CD Kritik Progressive Newsletter Nr.68 (03/2010)
Flying Circus - Forth
(59:37, Privatpressung, 2010)
Wie so viele Freizeitbands gingen auch bei Flying Circus wieder einige Jahre ins Land, bevor man einen neuen Longplayer vorlegte. Zwischen "Pomp" und "Forth" (einem Wortspiel, da es sich um das vierte Album handelt) liegen knapp 6 Jahre, doch zum 20-jährigen Bandjubiläum überzeugt die Kapelle aus Nordrhein-Westfalen einmal mehr mit einem gut ausbalancierten Mix aus Retro Rock und sinfonischem Progressive Rock. Flying Circus beziehen sich zwar recht offensichtlich auf die hard-rockende Vergangenheit, dennoch klingt ihre Version dieser Rockexhumierung frisch, ehrlich, sympathisch und darüber hinaus überaus locker. Woran liegt's bzw. was machen Flying Circus richtig? Die Band verzettelt sich niemals in zu komplexe und ausufernde bzw. zu klischeehafte Arrangements, auch wenn man mit dem Opener "The world is mine" gleich mit einem 9 ½ Minüter startet. Doch ist es vor allem der richtige Groove, gepaart mit griffigen Melodien, der überzeugt. Frontmann Michael Dorp verfügt über ein prägnantes Organ, seine fünf instrumentalen Begleiter verstehen es, ihr Können gruppendienlich, aber dennoch effektiv einzusetzen. Ob nun dezente Keyboardsounds in den verschiedensten Klangfarben oder scharfe, aber nie zu harte Riffs, niemals spielt sich jemand zu offensichtlich in den Vordergrund, immer funktioniert die Band als Ganzes, offenbart jedoch in den Details genau das richtige Maß an spielerischem Können. So findet man hier zwar wenige ausladende Instrumentalpassagen, dafür sind die Soli jedoch präzise auf den Punkt gebracht. Hinzu kommen sehr abwechslungsreich eingesetzte Instrumente, bei denen neben der elektrifizierten Komponente ebenfalls Platz für Mandoline oder orientalische Klänge mit leichter Led Zeppelin Schlagseite bleibt. Flying Circus bewegen sich mit ihrem sehr eigenständigen Mix zuweilen ebenso außerhalb der einengenden Prognische, sind damit für ein wesentlich breiteres Publikum interessant.
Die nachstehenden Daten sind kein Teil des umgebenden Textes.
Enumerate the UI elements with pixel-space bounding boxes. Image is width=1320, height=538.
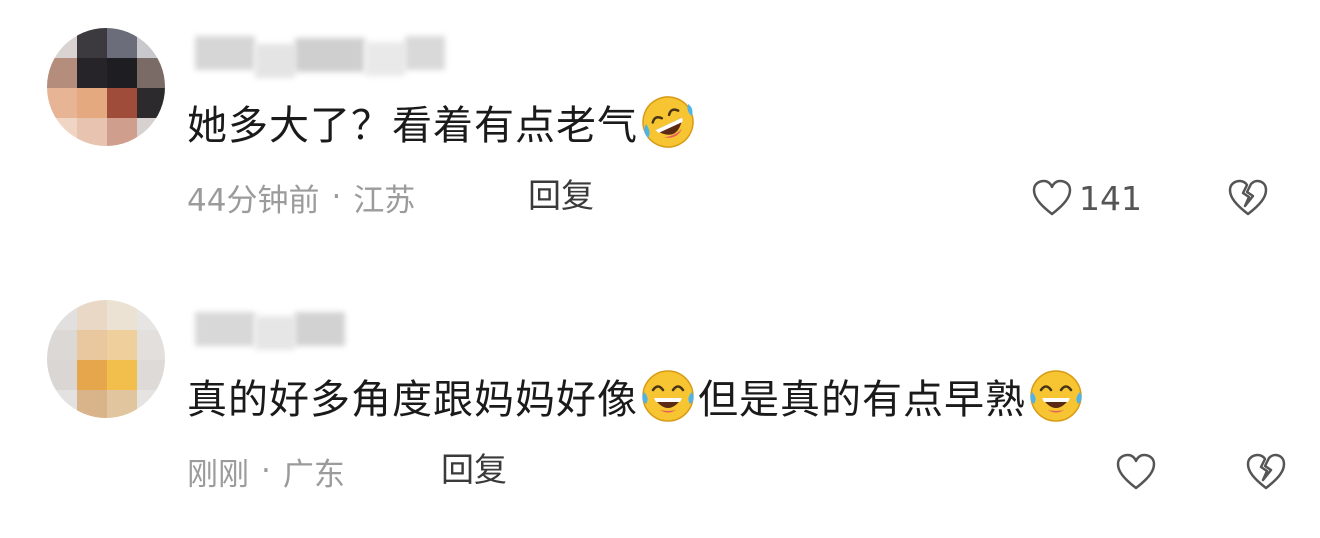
broken-heart-icon[interactable] [1226,176,1270,220]
username[interactable] [185,30,455,78]
comment-meta: 44分钟前 · 江苏 [187,175,415,219]
comment-location: 江苏 [353,182,416,219]
like-button[interactable] [1115,450,1163,494]
tears-of-joy-emoji [642,370,694,422]
comment-item: 真的好多角度跟妈妈好像 但是真的有点早熟 刚刚 · 广东 回复 [0,288,1320,538]
comment-meta: 刚刚 · 广东 [187,449,345,493]
comment-time: 刚刚 [187,456,249,493]
avatar[interactable] [47,28,165,146]
like-button[interactable]: 141 [1031,176,1142,220]
comment-item: 她多大了？看着有点老气 44分钟前 · 江苏 回复 141 [0,0,1320,260]
comment-text: 她多大了？看着有点老气 [187,92,698,152]
reply-button[interactable]: 回复 [528,174,594,218]
comment-list: 她多大了？看着有点老气 44分钟前 · 江苏 回复 141 真的好多角度跟妈妈好… [0,0,1320,538]
reply-button[interactable]: 回复 [441,448,507,492]
comment-location: 广东 [282,456,345,493]
rolling-laughing-emoji [642,96,694,148]
like-count: 141 [1079,178,1142,218]
broken-heart-icon[interactable] [1244,450,1288,494]
tears-of-joy-emoji [1030,370,1082,422]
comment-text: 真的好多角度跟妈妈好像 但是真的有点早熟 [187,366,1086,426]
heart-outline-icon [1032,179,1072,216]
comment-time: 44分钟前 [187,182,320,219]
avatar[interactable] [47,300,165,418]
heart-outline-icon [1116,453,1156,490]
meta-separator: · [331,179,342,215]
meta-separator: · [261,453,271,489]
comment-text-content: 她多大了？看着有点老气 [187,103,638,149]
comment-text-content: 但是真的有点早熟 [698,377,1026,423]
username[interactable] [185,304,355,350]
comment-text-content: 真的好多角度跟妈妈好像 [187,377,638,423]
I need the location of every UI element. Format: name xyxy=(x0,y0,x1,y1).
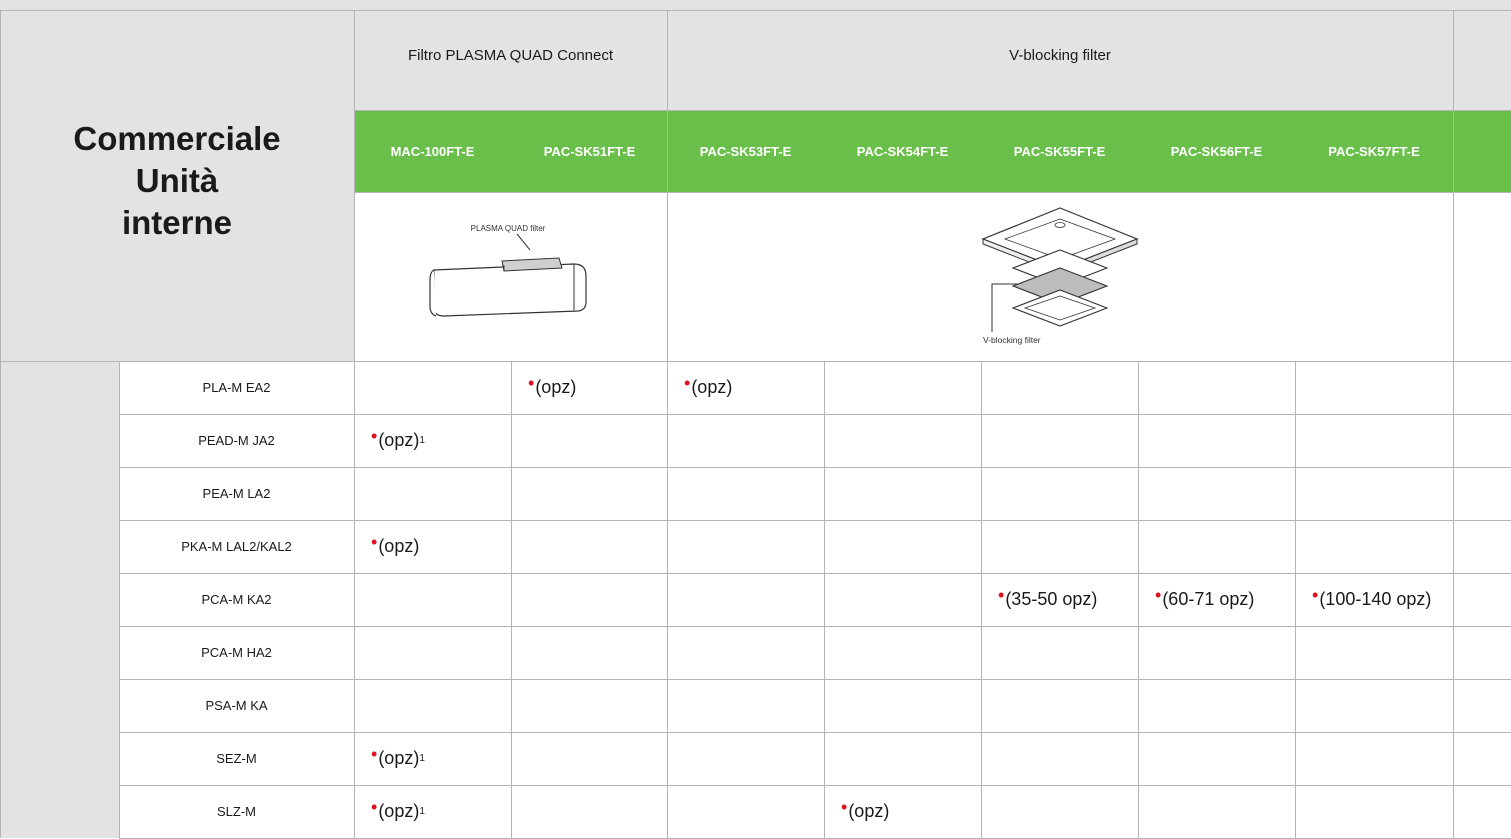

Mit "Forth" legen sie einmal mehr ein mehr als gelungenes Album vor, das in einer gerechteren Musikwelt wesentlich mehr Käufer verdient hätte. "Forth" ist zudem als Deluxe-Ausgabe im Pappschuber unter dem Namen "20th anniversary box set" mit der Bonus CD "Back" erhältlich, die zusätzlich 13 bisher unveröffentlichte, mehr im Rock verwurzelte Tracks enthält (u.a. mit "The heat is on" ein deutlich von Ted Nugent's "Stranglehold" beeinflusster Song), die im Zeitraum zwischen 1989 und 1995 geschrieben wurden.